The Danish Silversmith Georg Jensen
Georg Jensen Means High Quality Craftsmanship
Georg Jensen jewelry is artfully designed, making it unique both aesthetically and in the shape. He trained as a ceramic artist and sculpture and got his jewelry start training as a goldsmith. He is known for high quality jewelry made of silver combined with semi-precious stones or by itself.
A Danish Silversmith
Born on the thirty-first of August in 1866, Georg Arthur Jensen was a silversmith who was Danish. Born in the year eighteen sixty-six he was the son of a grinder of knives in Raadvad town just to Copenhagen’s north. He began his goldsmith training in Copenhagen at fourteen years of age. With the Guldsmed Andersen firm, his apprenticeship ended in eighteen eighty-four and this freed Georg to follow his interests in art. From the time he was a child, he longed to sculpt and began to study a course at the Royal Academy of Fine Arts. He found that making a living as a fine artists was not easy although his clay sculpture was well-received. He turned to applied arts at this point. First at Bing and Grondahl a factory for porcelain, he was a modeller starting in the year eighteen ninety-eight. He began with a workshop for pottery that he founded along with Christian Petersen, his partner. Again he got well-received work but to support himself, sales were just not strong enough. He had 2 small sons at this point and was a widower.
Abandoned Ceramics
In the year nineteen one, he started again as a silversmith, abandoning ceramics and designed with Mogens Ballin, the master. This led to a landmark decision made by Jensen when in the year nineteen four he opened his own silversmithy and risked what little capital he had at Copenhagen’s 36 Bredgade.
Love at First Sight
Six years later in nineteen seven, Georg Jensen met Johanne Nielsen and felt love at first sight with the minister’s daughter. Johanne and Jensen met when her youngest sister became a workshop apprentice where the supervisor was Jensen. This was a true love match as they fell in love at first sight. More than that, when they wed in the year nineteen seven, Jensen acquired important business collaborators as it grew from a Bredgade workshop to a Ragnagade large Silversmithy. Jensen was usually able to find good business partners and craftsmen some of whom became famous even after they left Jensen’s shop. One of the greatest strengths of Jensen was that he created a solidarity feeling even among personalities that were quite heterogenous, giving them inspiration to strive towards just one goal.
One Goal
At the silversmithy, there was no hierarchy and all the craftsmen followed one objective, striving to maintain the workshop’s reputation and standards. A personality who was inspiring, Jensen did go through some disagreements due to a quick temper. However, the atmosphere of friendliness returned quickly as his quick tempers were just passing storms. There were no machine sounds at the shop and every piece was handmade so that the individual, creative atmosphere was not spoiled. Later, he created a complete flatware set called the Continental which today remains to sell widely. In particular, service pieces became creative genius individual works.
Swedish Market
At one point, a new Swedish market opened which was fortunate. A lot of his work collections was purchased by Nils Wendel, a well-known dealer of art. Later, due to the need for producing more, Jensen moved to larger premises to a Knippelsbrogade workshop, opening at 21 Bredgade, a tiny shop for sales.
Catching the Public Eye
The training Jensen had as a metalsmith along with his fine arts education let him combine both discipline and revive the artist craftsman traditions. Not too long after, the fine quality and beauty of his creations of Art Nouveau caught the public eye, assuring his success. The quarters in Copenhagen were expanded greatly and before the time that the roaring twenties ended, he had opened outlets of retail shops as far ranging as Berlin, Stockholm, Paris, London and New York.

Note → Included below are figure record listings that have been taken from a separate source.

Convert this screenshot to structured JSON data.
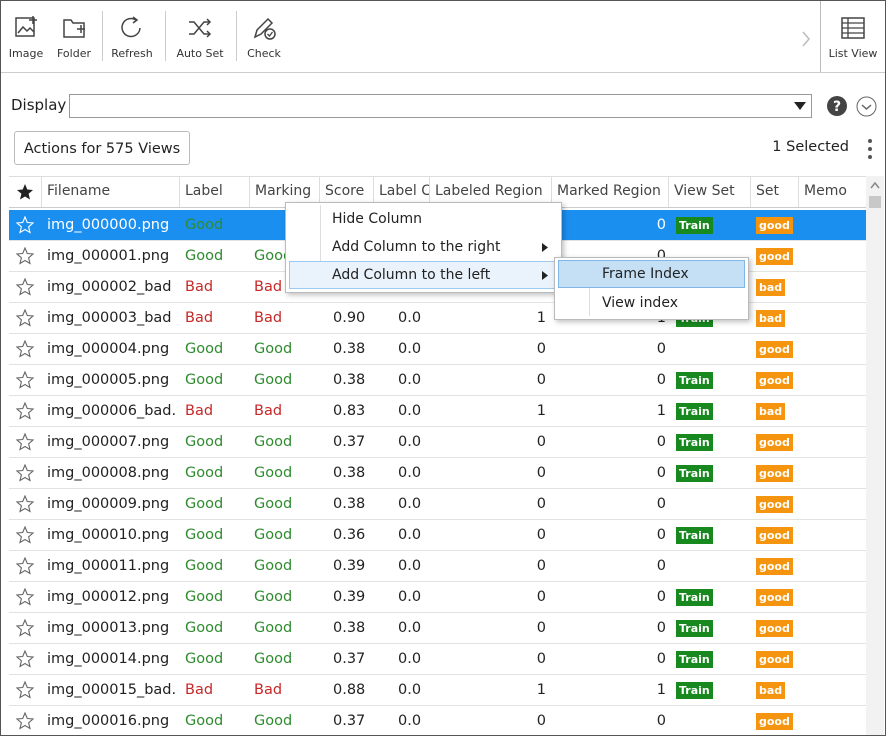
{
  "toolbar": {
    "buttons": [
      "Image",
      "Folder",
      "Refresh",
      "Auto Set",
      "Check"
    ],
    "view_button": "List View"
  },
  "display": {
    "label": "Display"
  },
  "actions_button": "Actions for 575 Views",
  "selected_text": "1 Selected",
  "table": {
    "headers": [
      "Filename",
      "Label",
      "Marking",
      "Score",
      "Label C",
      "Labeled Region",
      "Marked Region",
      "View Set",
      "Set",
      "Memo"
    ],
    "status_colors": {
      "Good": "#2e8b2e",
      "Bad": "#c62828"
    },
    "badge_colors": {
      "Train": "#17891f",
      "good": "#f5950f",
      "bad": "#f5950f"
    },
    "rows": [
      [
        "img_000000.png",
        "Good",
        null,
        null,
        null,
        null,
        "0",
        "Train",
        "good"
      ],
      [
        "img_000001.png",
        "Good",
        "Good",
        null,
        null,
        null,
        "0",
        null,
        "good"
      ],
      [
        "img_000002_bad",
        "Bad",
        "Bad",
        null,
        null,
        null,
        null,
        null,
        "bad"
      ],
      [
        "img_000003_bad",
        "Bad",
        "Bad",
        "0.90",
        "0.0",
        "1",
        "1",
        "Train",
        "bad"
      ],
      [
        "img_000004.png",
        "Good",
        "Good",
        "0.38",
        "0.0",
        "0",
        "0",
        null,
        "good"
      ],
      [
        "img_000005.png",
        "Good",
        "Good",
        "0.38",
        "0.0",
        "0",
        "0",
        "Train",
        "good"
      ],
      [
        "img_000006_bad.",
        "Bad",
        "Bad",
        "0.83",
        "0.0",
        "1",
        "1",
        "Train",
        "bad"
      ],
      [
        "img_000007.png",
        "Good",
        "Good",
        "0.37",
        "0.0",
        "0",
        "0",
        "Train",
        "good"
      ],
      [
        "img_000008.png",
        "Good",
        "Good",
        "0.38",
        "0.0",
        "0",
        "0",
        "Train",
        "good"
      ],
      [
        "img_000009.png",
        "Good",
        "Good",
        "0.38",
        "0.0",
        "0",
        "0",
        null,
        "good"
      ],
      [
        "img_000010.png",
        "Good",
        "Good",
        "0.36",
        "0.0",
        "0",
        "0",
        "Train",
        "good"
      ],
      [
        "img_000011.png",
        "Good",
        "Good",
        "0.39",
        "0.0",
        "0",
        "0",
        null,
        "good"
      ],
      [
        "img_000012.png",
        "Good",
        "Good",
        "0.39",
        "0.0",
        "0",
        "0",
        "Train",
        "good"
      ],
      [
        "img_000013.png",
        "Good",
        "Good",
        "0.38",
        "0.0",
        "0",
        "0",
        "Train",
        "good"
      ],
      [
        "img_000014.png",
        "Good",
        "Good",
        "0.37",
        "0.0",
        "0",
        "0",
        "Train",
        "good"
      ],
      [
        "img_000015_bad.",
        "Bad",
        "Bad",
        "0.88",
        "0.0",
        "1",
        "1",
        "Train",
        "bad"
      ],
      [
        "img_000016.png",
        "Good",
        "Good",
        "0.37",
        "0.0",
        "0",
        "0",
        null,
        "good"
      ]
    ]
  },
  "context_menu": {
    "items": [
      "Hide Column",
      "Add Column to the right",
      "Add Column to the left"
    ]
  },
  "submenu": {
    "items": [
      "Frame Index",
      "View index"
    ]
  }
}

His Legacy: Excellence in Craftsmanship
He passed away in the year nineteen thirty five but the years preceding imbued his held ideal into the firm concerning both excellence in craftsmanship and artistry in design. This was one of the traditions he adhered to through the 20th century. Although he was an Art Nouveau style proponent, he had foresight and wisdom allowing his designers their own expressive freedom which expanding the firm’s production and scope of style, allowing it to evolve with the passage of time.
There was such a thing as the Georg Jensen style. Renowned in a group of craftsmen and artists who created their own silver works for the Georg Jensen company, the name also brings to mind a specific style of many faceted, high quality craftsmanship.